“Jesus andava por toda a Galileia, ensinando em suas sinagogas...” (Mt 4,23)

Galileia foi a primeira decisão importante que Jesus tomou no início de sua vida pública. Uma decisão que foi essencial em sua vida, porque Jesus permaneceu na Galileia até pouco antes de morrer. Jesus viu claramente que o melhor lugar em que Ele podia e devia comunicar sua mensagem era precisamente a Galileia. Assim sendo, é evidente que o lugar de onde fala condiciona o que essa pessoa diz. Não é a mesma coisa falar de uma cátedra no Templo que da janela de uma casa simples em um povoado perdido.
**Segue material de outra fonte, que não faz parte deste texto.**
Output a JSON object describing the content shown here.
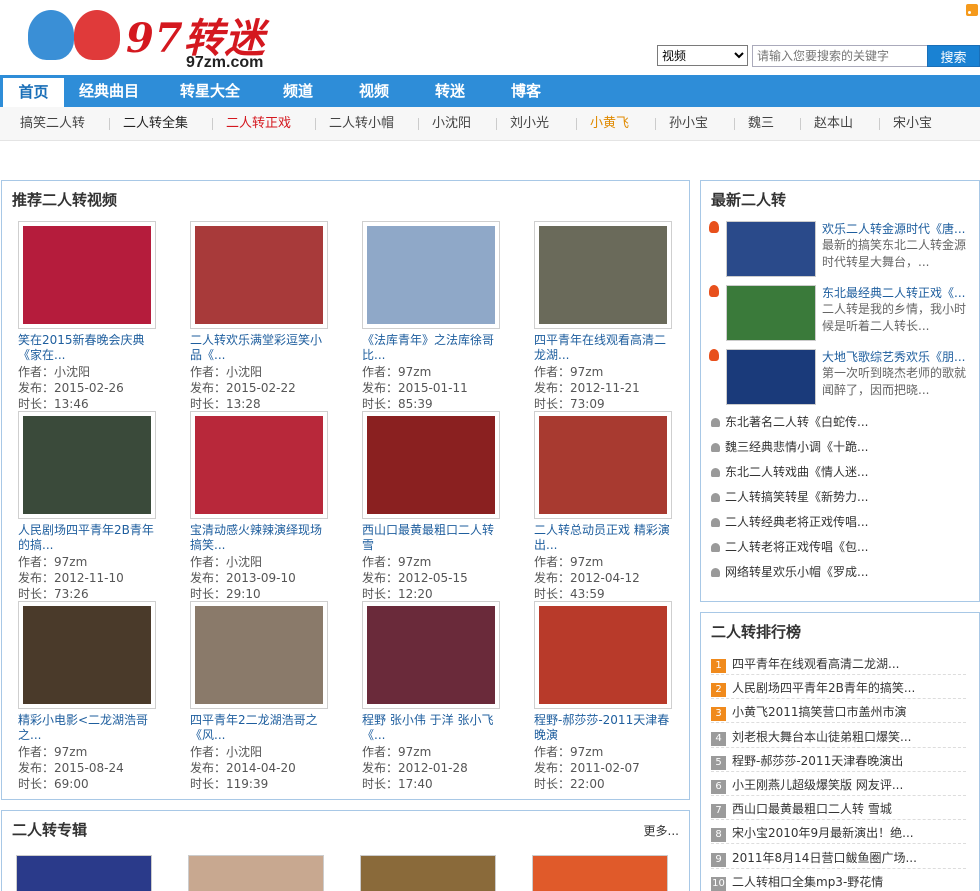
{
  "site": {
    "brand": "97转迷",
    "domain": "97zm.com"
  },
  "search": {
    "category": "视频",
    "placeholder": "请输入您要搜索的关键字",
    "button": "搜索"
  },
  "nav": [
    "首页",
    "经典曲目",
    "转星大全",
    "频道",
    "视频",
    "转迷",
    "博客"
  ],
  "subnav": [
    {
      "label": "搞笑二人转",
      "color": "#444444"
    },
    {
      "label": "二人转全集",
      "color": "#222222"
    },
    {
      "label": "二人转正戏",
      "color": "#d4181f"
    },
    {
      "label": "二人转小帽",
      "color": "#444444"
    },
    {
      "label": "小沈阳",
      "color": "#444444"
    },
    {
      "label": "刘小光",
      "color": "#444444"
    },
    {
      "label": "小黄飞",
      "color": "#e08a00"
    },
    {
      "label": "孙小宝",
      "color": "#444444"
    },
    {
      "label": "魏三",
      "color": "#444444"
    },
    {
      "label": "赵本山",
      "color": "#444444"
    },
    {
      "label": "宋小宝",
      "color": "#444444"
    }
  ],
  "recommend": {
    "title": "推荐二人转视频",
    "author_label": "作者：",
    "date_label": "发布：",
    "duration_label": "时长：",
    "videos": [
      {
        "title": "笑在2015新春晚会庆典《家在...",
        "author": "小沈阳",
        "date": "2015-02-26",
        "duration": "13:46",
        "color": "#b51c3c"
      },
      {
        "title": "二人转欢乐满堂彩逗笑小品《...",
        "author": "小沈阳",
        "date": "2015-02-22",
        "duration": "13:28",
        "color": "#a83a3a"
      },
      {
        "title": "《法库青年》之法库徐哥比...",
        "author": "97zm",
        "date": "2015-01-11",
        "duration": "85:39",
        "color": "#8fa8c8"
      },
      {
        "title": "四平青年在线观看高清二龙湖...",
        "author": "97zm",
        "date": "2012-11-21",
        "duration": "73:09",
        "color": "#6a6a5a"
      },
      {
        "title": "人民剧场四平青年2B青年的搞...",
        "author": "97zm",
        "date": "2012-11-10",
        "duration": "73:26",
        "color": "#3a4a3a"
      },
      {
        "title": "宝清动感火辣辣演绎现场搞笑...",
        "author": "小沈阳",
        "date": "2013-09-10",
        "duration": "29:10",
        "color": "#b8283a"
      },
      {
        "title": "西山口最黄最粗口二人转雪",
        "author": "97zm",
        "date": "2012-05-15",
        "duration": "12:20",
        "color": "#8a2020"
      },
      {
        "title": "二人转总动员正戏 精彩演出...",
        "author": "97zm",
        "date": "2012-04-12",
        "duration": "43:59",
        "color": "#a83a30"
      },
      {
        "title": "精彩小电影<二龙湖浩哥之...",
        "author": "97zm",
        "date": "2015-08-24",
        "duration": "69:00",
        "color": "#4a3a2a"
      },
      {
        "title": "四平青年2二龙湖浩哥之《风...",
        "author": "小沈阳",
        "date": "2014-04-20",
        "duration": "119:39",
        "color": "#8a7a6a"
      },
      {
        "title": "程野 张小伟 于洋 张小飞《...",
        "author": "97zm",
        "date": "2012-01-28",
        "duration": "17:40",
        "color": "#6a2a3a"
      },
      {
        "title": "程野-郝莎莎-2011天津春晚演",
        "author": "97zm",
        "date": "2011-02-07",
        "duration": "22:00",
        "color": "#b83a2a"
      }
    ]
  },
  "album": {
    "title": "二人转专辑",
    "more": "更多..."
  },
  "latest": {
    "title": "最新二人转",
    "featured": [
      {
        "title": "欢乐二人转金源时代《唐...",
        "desc": "最新的搞笑东北二人转金源时代转星大舞台，...",
        "color": "#2a4a8a"
      },
      {
        "title": "东北最经典二人转正戏《...",
        "desc": "二人转是我的乡情，我小时候是听着二人转长...",
        "color": "#3a7a3a"
      },
      {
        "title": "大地飞歌综艺秀欢乐《朋...",
        "desc": "第一次听到晓杰老师的歌就闻醉了，因而把晓...",
        "color": "#1a3a7a"
      }
    ],
    "links": [
      "东北著名二人转《白蛇传...",
      "魏三经典悲情小调《十跪...",
      "东北二人转戏曲《情人迷...",
      "二人转搞笑转星《新势力...",
      "二人转经典老将正戏传唱...",
      "二人转老将正戏传唱《包...",
      "网络转星欢乐小帽《罗成..."
    ]
  },
  "ranking": {
    "title": "二人转排行榜",
    "items": [
      {
        "rank": "1",
        "text": "四平青年在线观看高清二龙湖..."
      },
      {
        "rank": "2",
        "text": "人民剧场四平青年2B青年的搞笑..."
      },
      {
        "rank": "3",
        "text": "小黄飞2011搞笑营口市盖州市演"
      },
      {
        "rank": "4",
        "text": "刘老根大舞台本山徒弟粗口爆笑..."
      },
      {
        "rank": "5",
        "text": "程野-郝莎莎-2011天津春晚演出"
      },
      {
        "rank": "6",
        "text": "小王刚燕儿超级爆笑版 网友评..."
      },
      {
        "rank": "7",
        "text": "西山口最黄最粗口二人转 雪城"
      },
      {
        "rank": "8",
        "text": "宋小宝2010年9月最新演出！绝..."
      },
      {
        "rank": "9",
        "text": "2011年8月14日营口鲅鱼圈广场..."
      },
      {
        "rank": "10",
        "text": "二人转相口全集mp3-野花情"
      }
    ]
  }
}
“Vós sabeis o que aconteceu em toda a Judéia, a começar pela Galileia” (At. 10,37), dirá Pedro em seu discurso, batizando para sempre a Galileia como lugar dos começos. Os galileus não viviam preocupados em conservar a memória de antepassados ilustres ou de veneráveis predecessores; nenhum personagem de peso tinha marcado aquela região com sua fama; nenhuma tumba patriarcal a havia convertido em terra sagrada; nenhum profeta ocorreu nascer ali. O pior da Galileia já havia sido descrito por Isaías quando disse: “caminho do mar, do outro lado do Jordão, Galileia dos gentios... (8,28). Respiravam ares de liberdade naquela sociedade mesclada e heterogênea, acostumada ao vai-e-vem das caravanas do Oriente e de muitos gregos e romanos nas ruas das cidades. Havia algo de “marginalidade” em uma Galileia refratária a continuar escutando os discursos, palavras e temas de sempre.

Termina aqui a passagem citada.